Everyone can score in basketball. In football, the players have narrowly defined roles, and some players can't or will likely never score by design. That in itself renders it a model that's unattractive, if ill-designed, for the academy. This doesn't even touch on football's inherent violence and barbarity. But perhaps that's your point!

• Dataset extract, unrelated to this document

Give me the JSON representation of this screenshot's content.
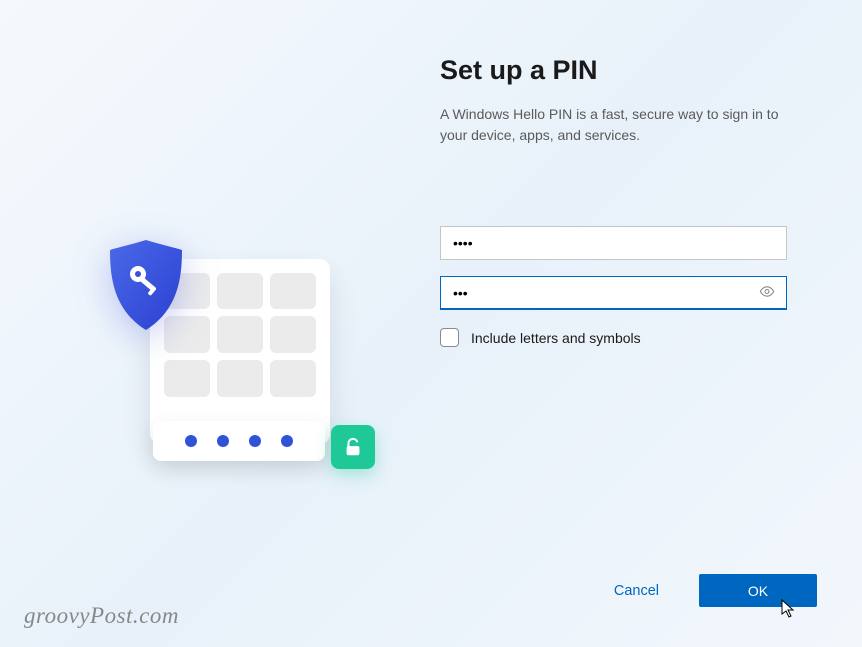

Certainly this study is not perfect and the student's discussion before the results suggests that he may just want to take a poke at the UC faculty - however - isn't this type of study pretty close to what Moneylaw would be interested in seeing more of? It measures productivity of faculty and while it has some flaws, probably approximates fairly closely the overall research productivity of faculty members (albeit at one school). It closely resembles studies condutcted in other disciplines on relative institutions productivity (e.g. they all exclude a certain number of relevant research outlets). If you are serious about Moneylaw concepts, then this seems to be just the sort of thing that Moneylaw ought to be producing - just better.
In the almost words of Jim Mora, "Football! Football! . . . . Don't talk about Football." Really you must be kidding unless you are referring to law faculties having several teams bashing each other. Even the notion to "team" seems off. Is free for all a sport? If so, that's the law school analogy. Now on to MoneyFreeforall.